The kitchen is usually the most considered space when looking to sell or buy a house. The couple struggled with what direction to go when remodeling the kitchen. The existing space had white-washed oak cabinets, plant shelves, and beige countertops. They went with a transitional design, which tied together their modern aesthetic and the classic bones of the house.

Open shelving was installed, the perimeter extended, and the width of the counter decreased. With these updates they now had room for a breakfast table which increased seating and an open sightline from the kitchen to the TV room. The new kitchen has many timeless design elements including white subway tile, quartz countertops, and uncluttered styling. This will help ensure the kitchen will look fresh and up-to-date for years to come.

Entertainment Living Area

Every desert modern room needs a wood accent for a rustic touch. The entertainment room, which is right off the kitchen, features a reclaimed wood coffee table and a simple wood fireplace mantle. A carved wood deer head, contemporary painting, and ceramic sculpture are installed above. Drought-resistant plants are another essential for the desert. The house features cacti and succulents, and a fiddle-leaf fig that gets plenty of Arizona sunlight.

The entertainment room has a fireplace, large run with sofa and accent chair angled into the space.
This room is where the homeowners spend most evenings relaxing.

Light-filled Master Bedroom

The master bedroom is the desert home oasis. The king bed is paired with a mid-century modern dresser that serves as a nightstand. The room is unfussy, with soft oatmeal, gray and white tones throughout. Black and white landscape photographs hang above the bed. The master bedroom also has French doors that open to the backyard pool area. 

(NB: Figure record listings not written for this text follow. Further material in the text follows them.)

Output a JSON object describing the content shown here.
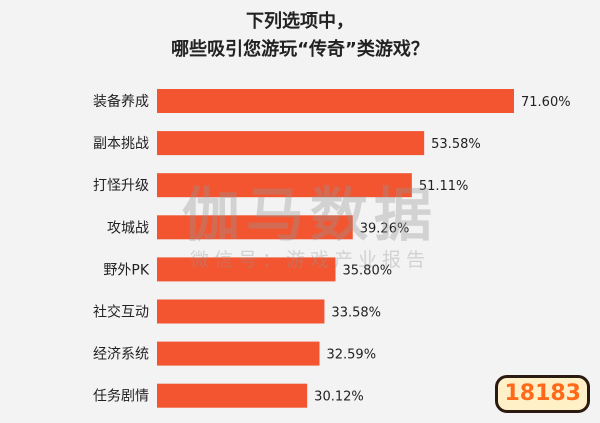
{
  "chart_data": {
    "type": "bar",
    "orientation": "horizontal",
    "title_lines": [
      "下列选项中，",
      "哪些吸引您游玩“传奇”类游戏？"
    ],
    "categories": [
      "装备养成",
      "副本挑战",
      "打怪升级",
      "攻城战",
      "野外PK",
      "社交互动",
      "经济系统",
      "任务剧情"
    ],
    "values": [
      71.6,
      53.58,
      51.11,
      39.26,
      35.8,
      33.58,
      32.59,
      30.12
    ],
    "value_labels": [
      "71.60%",
      "53.58%",
      "51.11%",
      "39.26%",
      "35.80%",
      "33.58%",
      "32.59%",
      "30.12%"
    ],
    "xlim": [
      0,
      71.6
    ],
    "bar_color": "#f25530",
    "grid": false,
    "legend": "none"
  },
  "watermark": {
    "main": "伽马数据",
    "sub": "微信号：游戏产业报告"
  },
  "logo": {
    "text": "18183"
  }
}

Contemporary Master Bathroom

The master bath is the most recent room remodeled with black and white colors for a sophisticated look.
The dark cabinetry paired with white octagonal tile backsplash creates a timeless look.

The master bath is the most recent room to be renovated, and it’s also the most contemporary of the spaces. Sleek, dark cabinetry contrasts with white octagonal tiles and a soaker tub, bathed in abundant natural light. A 1970s embossed print hangs near the tub.

Natural light fills the master bathroom and shines through the window above the free-standing soaking tub.
Natural light fills the master bathroom and shines through the window above the free-standing soaking tub.

Cali-Inspired Guest Bedroom

The home’s aesthetic also takes a nod from the California eclectic style, so accessories such as textured pillows and varied textiles blend seamlessly in the spaces. The guest bedroom has a Navajo-inspired rug with a geometric design, a herringbone-covered window seat, and kilim-patterned throw pillows. The guest bathroom vanity is a repurposed antique table with a blue ceramic sink mounted on top.

A black and white print gives a nod to the owners' childhood and the lakes of Minnesota.
A black and white print gives a nod to the owners’ childhood and the lakes of Minnesota.

Throughout the house, works of art take center stage, evidence of the owners’ love of art. “Art makes a home more human,” they explain.

“When you love a piece enough to hang it and live with it, the story about it speaks volumes about you. It lets you make deeper connections with those who come into your home.”